Study reveals NLRP1 protein that serves as a sensor for invasive pathogens

Researchers are paving the way to a more in-depth understanding of the continuously shifting evolutionary arms race between pathogens and the host organisms they search to infect. Pathogens and host organisms are in a persistent chess match to manipulate the weaknesses of each other.

Study reveals NLRP1 protein that serves as sensor for invasive pathogens
A new study by the University of California - San Diego biologists has revealed insights on the intricate, adaptive mechanisms of a protective system employed by the cells of mammalian immune systems. These defenses have evolved to set a type of tripwire that produces an immune response against attacks from viruses. Image Credit: University of California, San Diego.

This study provides exciting clues on human health, considering that the immune system is on continuous alert to use countermeasures against the attacks of new viruses, However, releasing excess defensive response can result in self-inflicted damage to tissues and various diseases.

Now, a new study has shed light on the complex, adaptive mechanisms of a protective system used by the cells of mammalian immune systems. The study was published in the eLife journal by biologists from the University of California, San Diego.

Using a multidisciplinary technique that integrated virology, biochemistry, and bioinformatics, three Biological Sciences graduate students, including Brian Tsu, Chris Beierschmitt, and Andy Ryan, Assistant Professor Matt Daugherty, and their colleagues from UC Berkeley discovered unexpected defensive functions mediated by a protein known as NLRP1, which acts as a sensor for invading pathogens.

The research work included Picornaviridae family viruses, which produce molecular “scissors,” or proteases, that can cleave and stimulate the NLRP1 protein. Such viruses include human pathogens, like rhinovirus (one of the most common causes of the common cold), coxsackievirus (that causes foot, hand, and mouth disease), and poliovirus.

The study demonstrated that the NLRP1 protein has lately evolved to “sense” such viral proteases via a type of trap that triggersan immune reaction in response to being cut by these viral proteases.

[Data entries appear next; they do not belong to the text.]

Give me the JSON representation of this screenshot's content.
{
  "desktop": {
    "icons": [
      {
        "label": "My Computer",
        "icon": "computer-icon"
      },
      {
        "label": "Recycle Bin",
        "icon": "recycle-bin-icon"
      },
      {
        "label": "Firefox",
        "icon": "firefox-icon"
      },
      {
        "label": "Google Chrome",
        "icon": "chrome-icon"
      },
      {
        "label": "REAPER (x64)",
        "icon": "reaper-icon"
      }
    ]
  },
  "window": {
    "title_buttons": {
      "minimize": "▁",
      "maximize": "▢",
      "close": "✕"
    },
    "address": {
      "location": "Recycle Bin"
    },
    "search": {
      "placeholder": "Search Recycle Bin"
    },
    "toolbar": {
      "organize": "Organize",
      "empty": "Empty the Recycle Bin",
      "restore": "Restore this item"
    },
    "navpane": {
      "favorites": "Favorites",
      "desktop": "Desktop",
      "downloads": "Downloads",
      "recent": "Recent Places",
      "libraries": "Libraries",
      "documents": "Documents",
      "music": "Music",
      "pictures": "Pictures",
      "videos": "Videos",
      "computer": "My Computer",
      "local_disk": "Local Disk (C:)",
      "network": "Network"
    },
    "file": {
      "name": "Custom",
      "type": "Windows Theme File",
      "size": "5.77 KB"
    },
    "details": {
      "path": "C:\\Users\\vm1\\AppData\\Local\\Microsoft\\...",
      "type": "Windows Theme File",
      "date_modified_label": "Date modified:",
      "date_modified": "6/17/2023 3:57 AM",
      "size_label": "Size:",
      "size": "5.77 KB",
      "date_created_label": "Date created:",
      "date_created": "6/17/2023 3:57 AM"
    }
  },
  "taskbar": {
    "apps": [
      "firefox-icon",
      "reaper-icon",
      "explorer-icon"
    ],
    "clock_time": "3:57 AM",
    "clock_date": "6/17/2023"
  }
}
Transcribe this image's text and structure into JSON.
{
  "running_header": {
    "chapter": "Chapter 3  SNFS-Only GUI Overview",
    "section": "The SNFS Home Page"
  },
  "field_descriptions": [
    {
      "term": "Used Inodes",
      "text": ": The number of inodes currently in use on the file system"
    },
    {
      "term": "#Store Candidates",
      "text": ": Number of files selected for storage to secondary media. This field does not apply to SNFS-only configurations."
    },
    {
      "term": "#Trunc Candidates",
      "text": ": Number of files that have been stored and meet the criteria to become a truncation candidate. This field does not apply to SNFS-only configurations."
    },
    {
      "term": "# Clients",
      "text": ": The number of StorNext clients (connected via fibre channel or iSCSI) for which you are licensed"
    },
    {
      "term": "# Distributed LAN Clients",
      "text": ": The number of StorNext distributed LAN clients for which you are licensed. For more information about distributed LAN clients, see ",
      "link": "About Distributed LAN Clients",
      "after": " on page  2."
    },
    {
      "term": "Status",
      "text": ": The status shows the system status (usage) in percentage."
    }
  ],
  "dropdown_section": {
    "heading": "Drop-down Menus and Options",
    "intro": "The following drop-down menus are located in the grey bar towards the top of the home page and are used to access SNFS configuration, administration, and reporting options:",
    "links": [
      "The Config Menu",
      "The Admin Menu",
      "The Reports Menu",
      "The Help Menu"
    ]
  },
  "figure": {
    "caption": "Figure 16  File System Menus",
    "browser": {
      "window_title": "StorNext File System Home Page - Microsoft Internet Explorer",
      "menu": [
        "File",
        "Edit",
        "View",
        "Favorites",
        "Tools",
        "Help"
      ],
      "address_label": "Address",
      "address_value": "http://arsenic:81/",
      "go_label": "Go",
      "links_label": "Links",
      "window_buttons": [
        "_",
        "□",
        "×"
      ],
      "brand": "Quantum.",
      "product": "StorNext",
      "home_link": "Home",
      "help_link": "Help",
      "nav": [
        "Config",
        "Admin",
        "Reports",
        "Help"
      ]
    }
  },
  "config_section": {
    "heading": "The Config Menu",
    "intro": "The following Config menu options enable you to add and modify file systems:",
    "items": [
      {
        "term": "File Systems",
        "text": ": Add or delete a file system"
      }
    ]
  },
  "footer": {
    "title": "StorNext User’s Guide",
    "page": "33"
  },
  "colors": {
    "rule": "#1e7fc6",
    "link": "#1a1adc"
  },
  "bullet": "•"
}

Fascinatingly, the NLRP1 protein has evolved to perform this activity by imitating natural locations that are usually required by the viral protease to cut, so that the virus to replicate. This makes it hard for the pathogen to avoid cleaving the NLRP1 protein while still retaining its potential to live.

In our paper we're showing that NLRP1 acts to bait viral protease cleavage and set off a sort of alarm, or tripwire, in the organism. This is like an Achilles heel to the virus. This allows the host organism to evolve ways to take advantage of this evolutionarily constrained cleavage.”

Brian Tsu, Study Lead Author, University of California, San Diego

According to Daugherty, the results provide an exciting switch of traditional views about the dynamics of virus and host.

We often think of viruses taking advantage of the fact that hosts evolve slowly, but we're seeing that the hosts have turned the tables and used the fact that the viruses are really stuck here to their advantage, and therefore they use this constraint to activate an immune response.”

Matt Daugherty, Assistant Professor, University of California, San Diego

Although evolution is usually believed to occur in a sequential step, the viruses examined in this analysis would need to concurrently modify multiple regions inside their viral proteins to emerge around the tripwire defense, which would be very complicated.

While the study was derived in cells, it lays the basis for possible upcoming clinical applications, where the tripwire function could be used in immune defenses in human systems, for example, the brain, lungs, and other regions. Depending on the study results in individual cells, innovative research avenues are paving the way to study how the tripwire works across whole organisms.

I'm particularly excited about looking for more of these cases because this is an evolutionarily elegant way of detecting and responding to viral infection.”

Matt Daugherty, Assistant Professor, University of California, San Diego

Source:
Journal reference:

Tsu, B. V., et al. (2021) Diverse viral proteases activate the NLRP1 inflammasome. eLife. doi.org/10.7554/eLife.60609.